Vor allem aber zeigt die Weimarer Rede das Geschichtsnarrativ der SPD. Ohne die NS-Katastrophe zu verkleinern, versucht die SPD die Sache vom guten Ende her zu erzählen. 1919 und 1949 erscheinen als Symbole der Demokratie, 1968 hat Steinmeier als postnationalen, west- wie osteuropäischen Liberalisierungsversuch gedeutet, der 1989 vorbereitete. Demokratie und Freiheit werden zum roten Faden. Diese selbstbewusste Interpretation ist auch ein Versuch, das Selbstbild der SPD zu liften, die dazu neigt, sich in die Opfer- und Oppositionsrolle zu fügen.

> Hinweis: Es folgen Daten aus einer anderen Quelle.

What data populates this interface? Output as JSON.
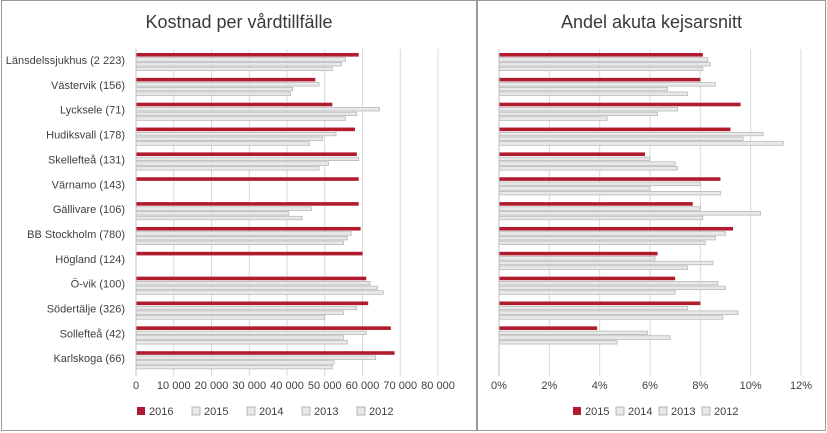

Allerdings werden bei diesem optimistischen Bogenschlag manche Ecken rund geschliffen. Der Name Noske kam bei Steinmeier nicht vor. Der SPDler Noske gab 1919 faktisch sein Plazet zu dem Mord an Luxemburg und Liebknecht und symbolisiert das abgründige Bündnis der SPD mit rechten Antidemokraten. Diese Unfähigkeit zur Selbstkritik ist, nach 90 Jahren, verwunderlich.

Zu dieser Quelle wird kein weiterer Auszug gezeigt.